Atomic Edge analysis of CVE-2026-1851 (metadata-based):
This vulnerability is an authenticated Stored Cross-Site Scripting (XSS) flaw in the iVysilani Shortcode WordPress plugin, affecting all versions up to and including 3.0. The vulnerability exists within the plugin’s shortcode handler, specifically in the processing of the ‘width’ attribute. Attackers with Contributor-level permissions or higher can inject malicious scripts into posts or pages, which execute when a user views the compromised content. The CVSS score of 6.4 (Medium severity) reflects the attack’s network accessibility, low complexity, and requirement for low-level authentication, with scope changed and impacts on confidentiality and integrity.
Atomic Edge research infers the root cause is improper neutralization of user input (CWE-79). The vulnerability description states insufficient input sanitization and output escaping for the ‘width’ shortcode attribute. This indicates the plugin’s shortcode callback function likely directly echoes or prints the unsanitized ‘width’ attribute value into the page output without proper escaping functions like `esc_attr()`. The conclusion about missing sanitization and escaping is inferred from the CWE classification and standard WordPress security practices, as the source code is unavailable for confirmation.
Exploitation requires an authenticated attacker with at least Contributor-level access.
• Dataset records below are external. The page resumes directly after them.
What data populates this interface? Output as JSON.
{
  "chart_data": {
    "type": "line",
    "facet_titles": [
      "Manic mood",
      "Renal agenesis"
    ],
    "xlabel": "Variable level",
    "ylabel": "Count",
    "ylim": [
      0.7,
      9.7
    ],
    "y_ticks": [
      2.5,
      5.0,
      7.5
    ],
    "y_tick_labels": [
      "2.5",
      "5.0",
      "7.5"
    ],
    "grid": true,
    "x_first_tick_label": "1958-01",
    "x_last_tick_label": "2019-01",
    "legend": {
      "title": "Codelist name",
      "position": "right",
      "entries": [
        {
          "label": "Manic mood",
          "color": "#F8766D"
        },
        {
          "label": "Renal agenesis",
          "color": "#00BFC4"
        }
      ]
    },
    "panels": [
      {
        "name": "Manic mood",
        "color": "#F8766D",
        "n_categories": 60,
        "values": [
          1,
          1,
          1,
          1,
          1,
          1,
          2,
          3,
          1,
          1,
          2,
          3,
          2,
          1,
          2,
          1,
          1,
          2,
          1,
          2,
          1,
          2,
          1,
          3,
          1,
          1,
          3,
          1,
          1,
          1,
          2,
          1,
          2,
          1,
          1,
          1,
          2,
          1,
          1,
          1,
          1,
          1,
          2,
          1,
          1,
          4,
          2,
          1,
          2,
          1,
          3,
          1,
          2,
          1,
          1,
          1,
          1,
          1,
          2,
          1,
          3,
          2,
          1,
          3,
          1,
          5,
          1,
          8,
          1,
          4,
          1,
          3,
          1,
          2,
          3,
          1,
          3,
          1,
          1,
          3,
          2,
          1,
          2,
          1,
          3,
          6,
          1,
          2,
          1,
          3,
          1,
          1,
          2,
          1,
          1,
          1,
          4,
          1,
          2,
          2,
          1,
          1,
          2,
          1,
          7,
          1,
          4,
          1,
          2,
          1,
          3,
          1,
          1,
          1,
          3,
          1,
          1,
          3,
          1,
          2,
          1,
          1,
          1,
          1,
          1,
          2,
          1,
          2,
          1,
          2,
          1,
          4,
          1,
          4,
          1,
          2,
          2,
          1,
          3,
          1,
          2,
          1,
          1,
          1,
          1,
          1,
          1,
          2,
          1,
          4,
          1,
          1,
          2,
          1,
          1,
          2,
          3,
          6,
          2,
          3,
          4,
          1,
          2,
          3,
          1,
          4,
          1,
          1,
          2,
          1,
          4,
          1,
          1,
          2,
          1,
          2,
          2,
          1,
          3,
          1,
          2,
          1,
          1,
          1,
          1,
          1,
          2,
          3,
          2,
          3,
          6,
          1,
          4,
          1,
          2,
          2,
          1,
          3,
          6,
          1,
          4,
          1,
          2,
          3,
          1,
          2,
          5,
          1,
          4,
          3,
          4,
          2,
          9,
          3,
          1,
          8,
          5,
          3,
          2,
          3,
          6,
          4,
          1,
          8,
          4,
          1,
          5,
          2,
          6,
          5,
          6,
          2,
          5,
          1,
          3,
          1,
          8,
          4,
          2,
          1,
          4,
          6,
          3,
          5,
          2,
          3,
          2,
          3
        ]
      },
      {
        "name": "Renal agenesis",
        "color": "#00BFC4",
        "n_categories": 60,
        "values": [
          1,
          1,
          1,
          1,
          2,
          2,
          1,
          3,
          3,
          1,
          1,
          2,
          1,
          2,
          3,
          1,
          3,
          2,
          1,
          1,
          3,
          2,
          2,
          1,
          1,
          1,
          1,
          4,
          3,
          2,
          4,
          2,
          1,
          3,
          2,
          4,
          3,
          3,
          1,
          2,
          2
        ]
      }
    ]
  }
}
The attacker creates or edits a post, inserting the plugin’s shortcode with a malicious ‘width’ attribute payload. For example, the shortcode `[ivysilani width=”100″ onload=”alert(document.cookie)”]` could be used. When the post is saved and subsequently viewed by any user, the injected JavaScript executes in the victim’s browser context. The attack vector is the WordPress post editor; the specific endpoint is the post creation/update action handled by `/wp-admin/post.php` or the REST API, with the malicious payload embedded in the post content.
Remediation requires implementing proper output escaping. The plugin must escape the ‘width’ attribute value before outputting it into HTML attributes, using WordPress core functions like `esc_attr()`. Additionally, input validation should be applied to ensure the ‘width’ value conforms to expected data types, such as a numeric value with an optional unit. A patch would involve modifying the shortcode handler function to apply these security measures. Without the patched version, this inference is based on the CWE and standard WordPress secure coding practices.
The impact of successful exploitation is the execution of arbitrary JavaScript in the context of a victim user’s browser. This can lead to session hijacking (cookie theft), defacement of pages, redirection to malicious sites, or actions performed on behalf of the victim user. For site administrators, this could facilitate privilege escalation or full site compromise. The stored nature of the attack amplifies impact, as the payload executes for every visitor to the infected page.